Zeigen sich schon bei den beiden größten
Wörterbüchern (Duden, Bertelsmann) Unterschiede in der Umsetzung der neuen
Rechtschreibregeln, so wenden die Agenturen, nach denen sich die Printmedien richten, nur
eine Untermenge des Regelwerks an (siehe dpa;
downloadbare Dateien mit den Agenturregeln). Andererseits verfahren sie
in vielen Fällen starrer als das Original (z.B. ist neben dem neuen
"selbstständig" auch "selbständig" zulässig ist, die Printmedien
verwenden nur das barock-gespreizte Doppel-"st").
Die Wochenzeitschrift DIE ZEIT hat sich eine eigene
Hausorthographie ausgedacht, die von Dieter E. Zimmer in Heft 24 (online
nicht mehr verfügbar) ausführlich vorgestellt wurde.
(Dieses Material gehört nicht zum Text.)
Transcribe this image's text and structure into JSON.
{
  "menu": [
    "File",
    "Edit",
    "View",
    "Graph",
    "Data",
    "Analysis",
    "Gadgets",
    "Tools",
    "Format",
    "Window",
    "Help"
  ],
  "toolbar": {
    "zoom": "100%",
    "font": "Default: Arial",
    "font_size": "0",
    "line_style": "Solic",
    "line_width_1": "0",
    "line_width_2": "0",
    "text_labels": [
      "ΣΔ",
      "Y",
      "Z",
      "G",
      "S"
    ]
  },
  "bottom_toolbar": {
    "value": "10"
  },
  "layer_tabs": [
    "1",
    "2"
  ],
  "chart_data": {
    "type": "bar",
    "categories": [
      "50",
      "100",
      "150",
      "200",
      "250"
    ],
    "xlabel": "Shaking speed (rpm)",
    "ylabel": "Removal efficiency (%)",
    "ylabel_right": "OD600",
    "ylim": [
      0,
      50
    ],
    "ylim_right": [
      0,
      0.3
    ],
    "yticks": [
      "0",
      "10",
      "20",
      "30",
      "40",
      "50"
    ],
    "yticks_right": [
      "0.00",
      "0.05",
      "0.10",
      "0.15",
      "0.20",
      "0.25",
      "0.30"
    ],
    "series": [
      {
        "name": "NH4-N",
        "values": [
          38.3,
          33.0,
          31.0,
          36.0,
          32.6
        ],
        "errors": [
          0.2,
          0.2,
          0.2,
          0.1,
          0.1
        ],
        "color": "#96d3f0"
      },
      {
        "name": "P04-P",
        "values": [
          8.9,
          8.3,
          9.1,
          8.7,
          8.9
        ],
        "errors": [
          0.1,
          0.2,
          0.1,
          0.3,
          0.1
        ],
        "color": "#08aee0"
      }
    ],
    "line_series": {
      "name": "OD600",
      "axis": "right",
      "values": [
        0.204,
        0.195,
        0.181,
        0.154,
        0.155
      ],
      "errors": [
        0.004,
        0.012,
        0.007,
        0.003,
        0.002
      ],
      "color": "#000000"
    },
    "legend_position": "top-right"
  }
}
Einige Zeitungen und Online-Medien beschränken sich
nicht darauf, ihre Rechtschreibung anzuwenden, sondern betätigen sich zugleich
als Schulmeister ihrer Leserinnen und Leser, denen Tag für Tag, Woche für Woche
Rechtschreibregel-Übungen zugemutet werden. Entgegen der offiziellen Version, wonach
lediglich an Schulen und Behörden die neuen Regeln Vorschrift sind, behaupten sie, daß
ab dem 01.08.2005 jeder Bürger sie zu verwenden hat (oder gar: "Seit dem 1. August
gilt die neue Rechtschreibung. Um es Ihnen leichter zu machen, können Sie in unserem
EXPRESS ONLINE Special alle
wichtigen Regeln noch einmal nachlesen."
Reform wider Willen
Am 11.03.1998 schrieb Dankwart Guratzsch noch in der
WELT: "Die neue Rechtschreibung (...) wird zum obrigkeitsstaatlichen Diktat von 16
Beamten, die einer Sprachgemeinschaft von 100 Millionen Menschen befehlen wollen, wie sie
gefälligst zu schreiben, zu differenzieren und zu denken haben." (Diktat des
Lächerlichen) Vom Bundespräsidenten (Herzog damals: "Diese Reform ist
überflüssig wie ein Kropf") und Bundeskanzler bis zum einfachen Bürger waren alle
gegen die neue Rechtschreibung. Da die Einführung der Reform in den Schulen in den
Bereich Bildung gehört und somit Ländersache war, hatten jedoch die Kultusminister zu
entscheiden. Nachdem auf Betreiben Bayerns einige Vorschläge aus dem Regelwerk wieder
herausgenommen worden waren, setzte die Kultusministerkonferenz, gegen die Öffentliche
Meinung und gegen Proteste einer großen Zahl deutschsprachiger Schriftsteller und
Sprachwissenschaftler die Reform durch. Die wirtschaftliche Lage der Schulbuchverlage, die
bereits Millionen in neue Wörter- und Lehrbücher investiert hatten, war für sie
wichtiger.
Den Gegnern der Rechtschreibreform in den Reihen
betroffener Eltern, die ihr Erziehungsrecht verletzt sahen, blieb nur der Weg zu den
Gerichten; nach anfänglichen Erfolgen wies jedoch das Bundesverfassungsgericht am
14.07.1998 eine Verfassungsbeschwerde gegen die Reform ab. In einigen Bundesländern, die
die Möglichkeit des Volksentscheids zulassen, sollten die betreffenden Landesregierungen
gezwungen werden, sie wieder rückgängig zu machen; bisher ist dies nur in
Schleswig-Holstein gelungen. In anderen Bundesländern wie Berlin wurde die
Unterschriftensammlung, die einer Volksabstimmung vorangehen muß, so behindert, daß die
erforderliche Zahl Unterschriften nicht zusammenkam. Auch in Bremen scheiterte ein
entsprechender Versuch.
"The Independent"
(London) über die deutsche Rechtschreibreform: Wie wird
"Ketchup" geschrieben? Sollte man einen Buchstaben haben, der wie ein
griechisches Beta aussieht, aber wie ein scharfes S gesprochen wird und jeden verwirrt?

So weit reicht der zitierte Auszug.